Bernhard Grzimek wurde am 24. April 1909 als Sohn von Margot (geb. Wanke) und Justizrat Paulfranz Grzimek in Neisse/ Oberschlesien geboren und war das jüngste von sechs Geschwistern. Er hatte bereits als Kind großes Interesse an Tieren und brachte etwa Frösche oder Igel mit in den Unterricht. „Igel“ wurde sein Spitzname. Er machte ihn zeitlebens zu seinem Markenzeichen. Schon in seiner Jugend züchtete er Geflügel, wie die Antwerpener Bartzwerghühner, und schrieb mit 15 Jahren sein erstes Buch. Im Laufe seines Lebens kamen über 40 Bücher und unzählige Artikel hinzu. Grzimeks Tierleben, an dem über 200 Wissenschaftler mitgewirkt haben, ist noch heute von großer Bedeutung.

1928 begann er sein Studium der Tiermedizin in Leipzig. Nach einem Semester wechselte er nach Berlin, wo er das Bauerngut seines Cousins 2. Grades bewirtschaften konnte. Mit dem Anbau von Gemüse und einer Hühnerfarm finanzierte der schon jetzt als Geflügelfachmann geltende Grzimek sein Studium. 1932 legte er nach kürzester Studienzeit sein Staatsexamen ab. Anschließend promovierte er.

Noch als Student hatte Grzimek am 17. Mai 1930 Hildegard Prüfer geheiratet. Er hatte mit ihr die leiblichen Söhne Rochus (* 11. August 1931) und Michael (* 12. April 1934); ferner den Adoptivsohn Thomas (* 2. Dezember 1950).

Nach dem Studium arbeitete Grzimek im Reichsministerium für Ernährung und Landwirtschaft in Berlin an der Durchsetzung der Eierverordnung, die die Qualität deutscher Eier verbessern sollte. Er erreichte, dass bereits 1936 nur noch 0,001 % der Eier verdorben waren, statt vormals 4 %.

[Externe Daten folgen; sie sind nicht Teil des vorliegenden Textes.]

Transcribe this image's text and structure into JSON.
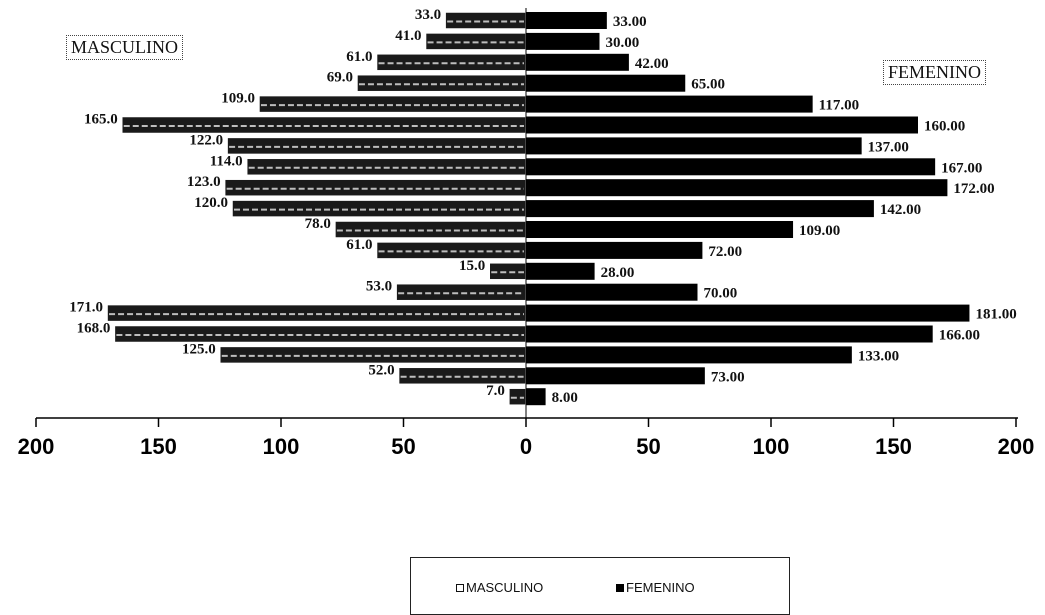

Grzimek ahnte früh, dass Hitler einen Krieg führen würde. Er machte eine zweimonatige Grundausbildung, die es Tierärzten ermöglichte, als Veterinär-Offizier zu dienen. Als der Zweite Weltkrieg ausbrach, war er im Polenfeldzug für die Pferde zuständig. Anschließend pendelte er zwischen Reichsernährungsministerium und Wehrmacht, wo er etwa kriegswichtige tierpsychologische Untersuchungen an Pferden durchführte. Er erforschte ihr Rückfindevermögen, indem er sie in ihnen unbekannter Umgebung aussetzte. Doch sie fanden nicht zurück in den Stall, sondern liefen in umliegende Dörfer.

1941 erschien Grzimeks erstes populärwissenschaftliches Buch Wir Tiere sind ja gar nicht so!, in dem er seine Erfahrungen mit den Tieren in seinem Haus und Garten beschrieb. Zu seinem Privatzoo zählten etwa Schimpansen und Orang-Utans, die er aus dem zerbombten Berliner Zoo aufnahm, und Wölfe, deren Sozialverhalten er untersuchte. Bei einem Spaziergang mit dem zahmen Wolf „Dschingis“ traf Grzimek die Regisseurin Leni Riefenstahl, die gerade einen Wolf für die Verfilmung der Oper Tiefland suchte. Grzimek übernahm die Dressur und „Dschingis“ spielte in dem Film mit.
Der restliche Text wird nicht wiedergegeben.